How do we actually structure an open, free-market patent exchange?
(1) How would patent assets be placed on the exchange? (2) How would they be classified? (3) How many shares would be attributed to a given patent within a technology class? (4) How would we initially value them? (5) What market forces would affect value of the patent shares? (6) If I own a technology share (used interchangeably with patent share), what exactly do I own and what can I do with it? (7) What would incentive trading on the patent shares? (8) What would incentivize collaboration amongst market players?
In this post, I’ll be discussing (7) demand for trading shares.
What would incentivize trading on technology shares? What would peak a buyer’s interest to purchase shares?
1. Commercialization activity
Commercial activity of products and services associated with a technology class indicates that the technology class has market relevance and penetration potential, thereby increasing demand.
Commercialization activity also enables speculation regarding the potential success of the products and services associated with the technology class, thereby promoting trade activity.
Examples of commercial activity includes launches, improvements, and sales of products and services associated with the technology class.
Why would we tie share value to commercialization activity?

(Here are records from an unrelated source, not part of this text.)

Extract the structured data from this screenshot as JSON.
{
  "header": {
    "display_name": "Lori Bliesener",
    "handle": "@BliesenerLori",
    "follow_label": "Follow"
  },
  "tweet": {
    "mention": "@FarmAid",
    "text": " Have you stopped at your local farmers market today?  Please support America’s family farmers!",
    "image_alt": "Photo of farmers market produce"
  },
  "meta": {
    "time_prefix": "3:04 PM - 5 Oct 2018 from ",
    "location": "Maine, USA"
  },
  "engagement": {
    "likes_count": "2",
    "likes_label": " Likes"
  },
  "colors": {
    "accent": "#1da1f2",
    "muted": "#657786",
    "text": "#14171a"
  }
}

Tying the two enables a monetization system that promotes commercialization—this furthers the Founding Fathers’ intent behind the Constitution’s Patent Clause.
2. Licensing activity
If market players take a license to the technology class, this is the strongest indicator of market relevance and penetration potential for the technology class.
Moreover, if competitors are paying royalties into the technology class, then this would enable shareholders to earn a return on their shares, further increasing demand for the class.
Examples of licensing activity include licensing discussions amongst market players and litigation activity associated with patents in the technology class.